Under the proposed definition, an object is a planet if it is at least 500 miles in diameter, orbits the sun, and has a mass at least about one-12,000th that of Earth.What I don't get is why Charon would be considered a planet under this definition. It orbits Pluto, not the Sun. Or, if you prefer, Pluto orbits Charon. (Charon is the most massive moon relative to its planet in the solar system so it's hard to say which is the planet and which is the moon.) If orbitting a planet that orbits the Sun qualifies as also orbitting the Sun, then our own Moon would have to be considered a planet. The moon has a diameter of more than 2000 miles and a mass about 1% of the Earth.
Pluto would keep its planethood while three other bodies would be added, including Pluto's moon Charon, the asteroid Ceres and Brown's object 2003 UB313, which he nicknamed Xena.

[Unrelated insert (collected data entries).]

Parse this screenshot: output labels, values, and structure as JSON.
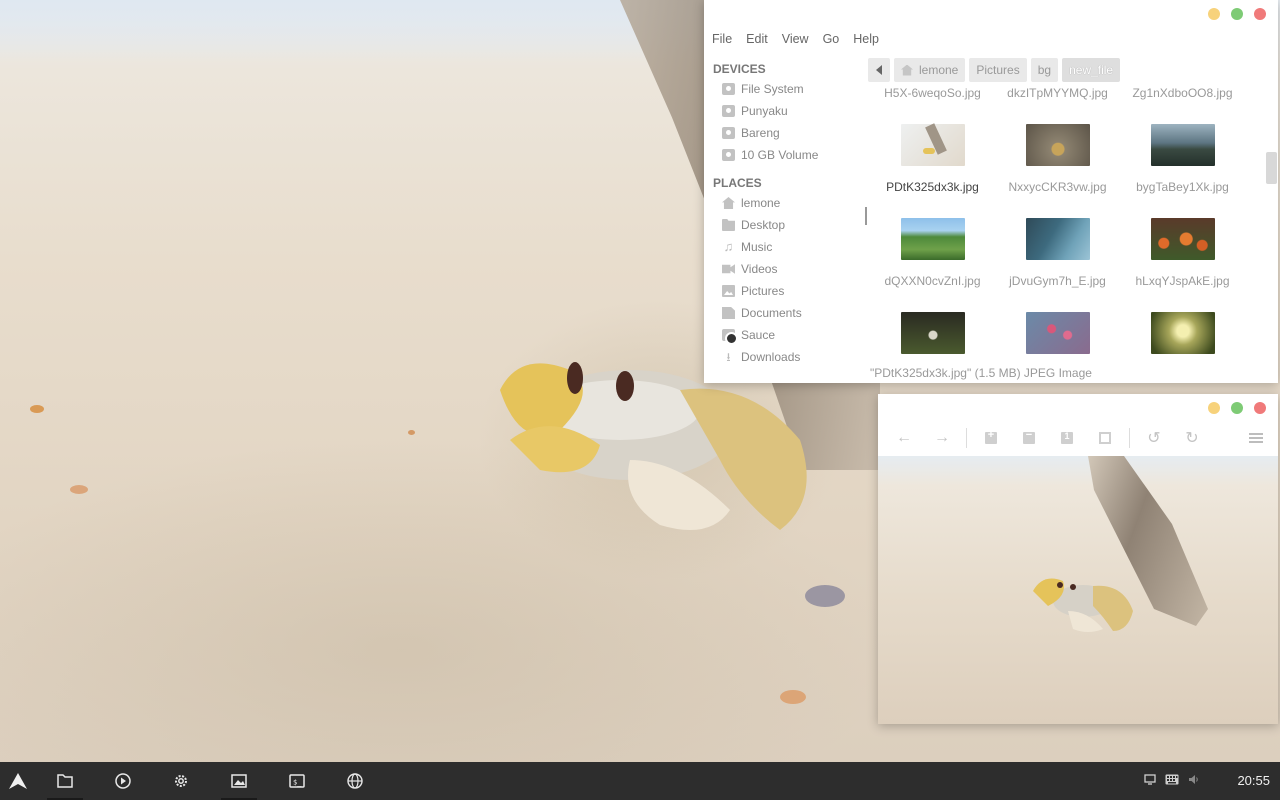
{
  "file_manager": {
    "menu": [
      "File",
      "Edit",
      "View",
      "Go",
      "Help"
    ],
    "sidebar": {
      "devices_heading": "DEVICES",
      "devices": [
        {
          "label": "File System",
          "icon": "drive-icon"
        },
        {
          "label": "Punyaku",
          "icon": "drive-icon"
        },
        {
          "label": "Bareng",
          "icon": "drive-icon"
        },
        {
          "label": "10 GB Volume",
          "icon": "drive-icon"
        }
      ],
      "places_heading": "PLACES",
      "places": [
        {
          "label": "lemone",
          "icon": "home-icon"
        },
        {
          "label": "Desktop",
          "icon": "folder-icon"
        },
        {
          "label": "Music",
          "icon": "music-icon"
        },
        {
          "label": "Videos",
          "icon": "video-icon"
        },
        {
          "label": "Pictures",
          "icon": "pictures-icon"
        },
        {
          "label": "Documents",
          "icon": "document-icon"
        },
        {
          "label": "Sauce",
          "icon": "drive-icon"
        },
        {
          "label": "Downloads",
          "icon": "download-icon"
        }
      ]
    },
    "path": [
      "lemone",
      "Pictures",
      "bg",
      "new_file"
    ],
    "top_row_names": [
      "H5X-6weqoSo.jpg",
      "dkzITpMYYMQ.jpg",
      "Zg1nXdboOO8.jpg"
    ],
    "files": [
      {
        "name": "PDtK325dx3k.jpg",
        "selected": true
      },
      {
        "name": "NxxycCKR3vw.jpg",
        "selected": false
      },
      {
        "name": "bygTaBey1Xk.jpg",
        "selected": false
      },
      {
        "name": "dQXXN0cvZnI.jpg",
        "selected": false
      },
      {
        "name": "jDvuGym7h_E.jpg",
        "selected": false
      },
      {
        "name": "hLxqYJspAkE.jpg",
        "selected": false
      },
      {
        "name": "",
        "selected": false
      },
      {
        "name": "",
        "selected": false
      },
      {
        "name": "",
        "selected": false
      }
    ],
    "status": "\"PDtK325dx3k.jpg\" (1.5 MB) JPEG Image"
  },
  "image_viewer": {
    "toolbar": [
      "back-icon",
      "forward-icon",
      "zoom-in-icon",
      "zoom-out-icon",
      "zoom-normal-icon",
      "fit-window-icon",
      "rotate-left-icon",
      "rotate-right-icon",
      "menu-icon"
    ]
  },
  "taskbar": {
    "apps": [
      "launcher-icon",
      "files-icon",
      "media-player-icon",
      "settings-icon",
      "image-viewer-icon",
      "terminal-icon",
      "browser-icon"
    ],
    "tray": [
      "display-icon",
      "keyboard-icon",
      "volume-icon"
    ],
    "clock": "20:55"
  },
  "colors": {
    "taskbar": "#2d2d2d",
    "close": "#f07a7a",
    "maximize": "#7ecb75",
    "minimize": "#f7d27b"
  }
}
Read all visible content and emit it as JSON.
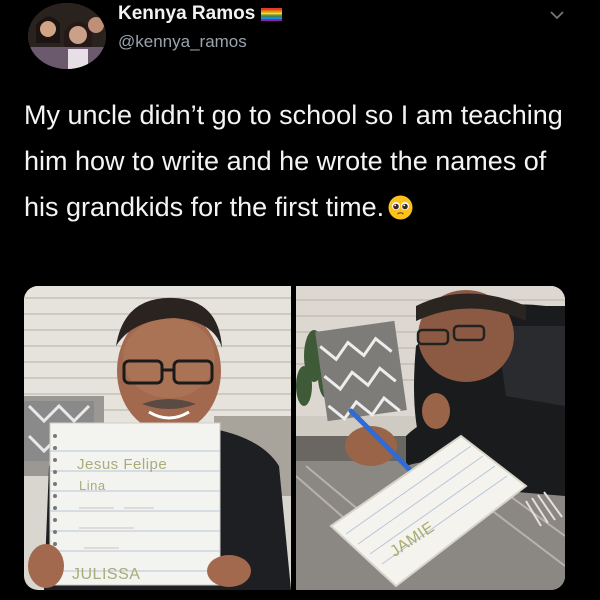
{
  "user": {
    "display_name": "Kennya Ramos",
    "handle": "@kennya_ramos",
    "flag_icon": "rainbow-flag-icon",
    "avatar_icon": "profile-photo-avatar"
  },
  "tweet": {
    "text": "My uncle didn’t go to school so I am teaching him how to write and he wrote the names of his grandkids for the first time.",
    "emoji": "pleading-face-emoji"
  },
  "media": {
    "left_photo": {
      "notebook_line_1": "Jesus Felipe",
      "notebook_line_2": "Lina",
      "notebook_line_bottom": "JULISSA"
    },
    "right_photo": {
      "notebook_text": "JAMIE"
    }
  },
  "colors": {
    "background": "#000000",
    "text": "#f4f4f4",
    "handle": "#9aa4ad"
  }
}
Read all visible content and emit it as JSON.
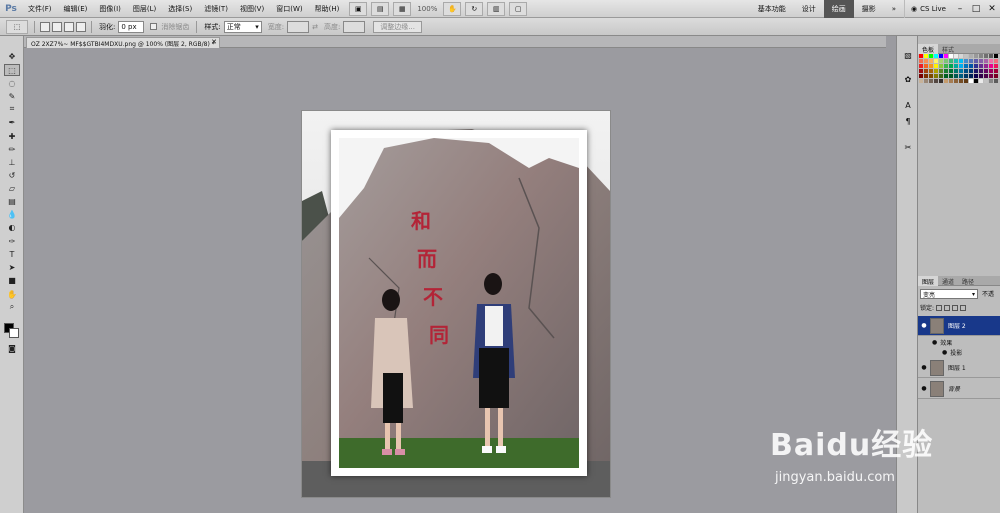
{
  "app": {
    "logo": "Ps"
  },
  "menu": [
    "文件(F)",
    "编辑(E)",
    "图像(I)",
    "图层(L)",
    "选择(S)",
    "滤镜(T)",
    "视图(V)",
    "窗口(W)",
    "帮助(H)"
  ],
  "menubar": {
    "zoom": "100%"
  },
  "workspaces": [
    "基本功能",
    "设计",
    "绘画",
    "摄影"
  ],
  "workspace_more": "»",
  "cs_live": "CS Live",
  "window_controls": [
    "–",
    "□",
    "✕"
  ],
  "options": {
    "feather_label": "羽化:",
    "feather_value": "0 px",
    "antialias_label": "消除锯齿",
    "style_label": "样式:",
    "style_value": "正常",
    "width_label": "宽度:",
    "height_label": "高度:",
    "refine_edge": "调整边缘..."
  },
  "document": {
    "tab_title": "OZ 2XZ7%~ MF$$GTBI4MDXU.png @ 100% (图层 2, RGB/8) *",
    "close": "✕"
  },
  "panels": {
    "swatch_tabs": [
      "色板",
      "样式"
    ],
    "swatches": [
      "#ff0000",
      "#ffff00",
      "#00ff00",
      "#00ffff",
      "#0000ff",
      "#ff00ff",
      "#ffffff",
      "#ebebeb",
      "#d6d6d6",
      "#c2c2c2",
      "#adadad",
      "#999999",
      "#858585",
      "#707070",
      "#5c5c5c",
      "#000000",
      "#f26c4f",
      "#f68e55",
      "#fbaf5c",
      "#fff467",
      "#acd372",
      "#7cc576",
      "#3bb878",
      "#1abbb4",
      "#00bff3",
      "#438ccb",
      "#5574b9",
      "#605ca8",
      "#855fa8",
      "#a763a8",
      "#f06ea9",
      "#f26d7d",
      "#ed1c24",
      "#f26522",
      "#f7941d",
      "#fff200",
      "#8dc63f",
      "#39b54a",
      "#00a651",
      "#00a99d",
      "#00aeef",
      "#0072bc",
      "#0054a6",
      "#2e3192",
      "#662d91",
      "#92278f",
      "#ec008c",
      "#ed145b",
      "#9e0b0f",
      "#a0410d",
      "#a36209",
      "#aba000",
      "#598527",
      "#1a7b30",
      "#007236",
      "#00746b",
      "#0076a3",
      "#004b80",
      "#003471",
      "#1b1464",
      "#440e62",
      "#630460",
      "#9e005d",
      "#9e0039",
      "#790000",
      "#7b2e00",
      "#7d4900",
      "#827b00",
      "#406618",
      "#005e20",
      "#005826",
      "#005952",
      "#005b7f",
      "#003663",
      "#002157",
      "#0d004c",
      "#32004b",
      "#4b0049",
      "#7b0046",
      "#7a0026",
      "#c7b299",
      "#998675",
      "#736357",
      "#534741",
      "#37302d",
      "#c69c6d",
      "#a67c52",
      "#8c6239",
      "#754c24",
      "#603913",
      "#ffffff",
      "#000000",
      "#ebebeb",
      "#c2c2c2",
      "#858585",
      "#5c5c5c"
    ],
    "layer_tabs": [
      "图层",
      "通道",
      "路径"
    ],
    "blend_mode": "变亮",
    "opacity_label": "不透",
    "lock_label": "锁定:",
    "layers": [
      {
        "name": "图层 2",
        "selected": true
      },
      {
        "name": "效果",
        "sub": true
      },
      {
        "name": "投影",
        "sub": true
      },
      {
        "name": "图层 1",
        "selected": false
      },
      {
        "name": "背景",
        "selected": false
      }
    ]
  },
  "photo": {
    "calligraphy": "和而不同"
  },
  "watermark": {
    "brand": "Baidu经验",
    "url": "jingyan.baidu.com"
  }
}
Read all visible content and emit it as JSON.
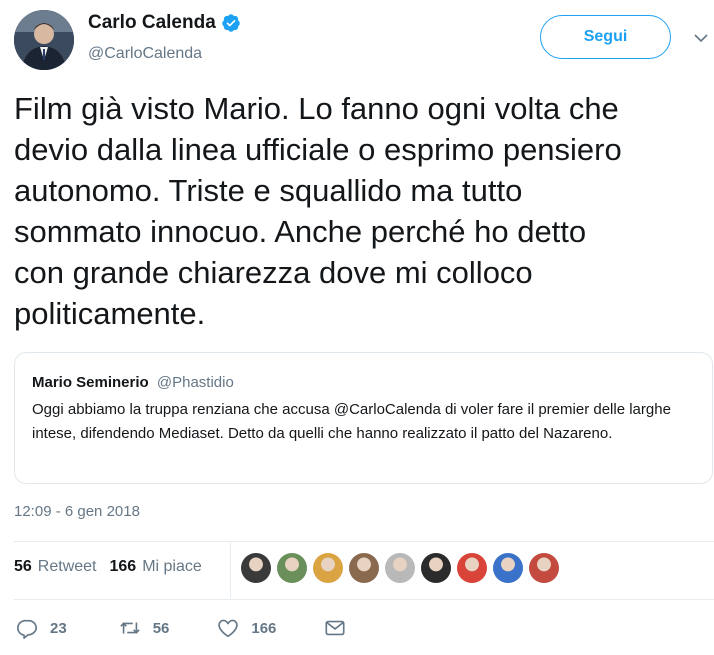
{
  "author": {
    "display_name": "Carlo Calenda",
    "handle": "@CarloCalenda",
    "verified": true
  },
  "follow_button": {
    "label": "Segui"
  },
  "tweet": {
    "text": "Film già visto Mario. Lo fanno ogni volta che\ndevio dalla linea ufficiale o esprimo pensiero\nautonomo. Triste e squallido ma tutto\nsommato innocuo. Anche perché ho detto\ncon grande chiarezza dove mi colloco\npoliticamente."
  },
  "quoted_tweet": {
    "author_name": "Mario Seminerio",
    "author_handle": "@Phastidio",
    "text": "Oggi abbiamo la truppa renziana che accusa @CarloCalenda di voler fare il premier delle larghe intese, difendendo Mediaset. Detto da quelli che hanno realizzato il patto del Nazareno."
  },
  "timestamp": "12:09 - 6 gen 2018",
  "stats": {
    "retweets_count": "56",
    "retweets_label": "Retweet",
    "likes_count": "166",
    "likes_label": "Mi piace"
  },
  "liker_avatar_colors": [
    "#3a3a3a",
    "#6b8f5a",
    "#d9a441",
    "#8a6a4e",
    "#b9b9b9",
    "#2b2b2b",
    "#d8433a",
    "#3a72c9",
    "#c24a3e"
  ],
  "actions": {
    "reply_count": "23",
    "retweet_count": "56",
    "like_count": "166"
  },
  "colors": {
    "accent": "#1da1f2",
    "secondary_text": "#657786",
    "border": "#e1e8ed"
  }
}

Personally, I agree with George Musser at Scientific American:
The trouble with this line of argument is that categorizing objects has played an important role in the development of science. Just because categories involve subjectivity doesn't mean they can't capture objective truths about nature. To make sense of stars, for example, astronomers divvied them up according to color and brightness, discerned patterns, and explained these patterns theoretically. Categories overlap to a degree -- and that's fine. In fact, a researcher trying to understand a phenomenon does well to look at the marginal examples.Definitions in astronomy are indeed often imprecise and putting objects into multiple, seemingly mutually exclusive categories is not uncommon. In my own domain of astronomy, quasars and BL Lac objects have mutually exclusive definitions (one has emission lines and one doesn't). But then you find active galactic nuclei that have emission lines that right at the boundary, so which are they?
Update USA Today may have the answer about why Charon would qualify as a planet under the proposed definition:
The definition would make a planet of the asteroid Ceres and also reclassify Pluto's moon Charon as a planet, on the logic that the center of gravity around which Charon and Pluto orbit is not inside Pluto but rather in the space between them. (Earth's moon orbits our planet around a center of gravity that is inside Earth.)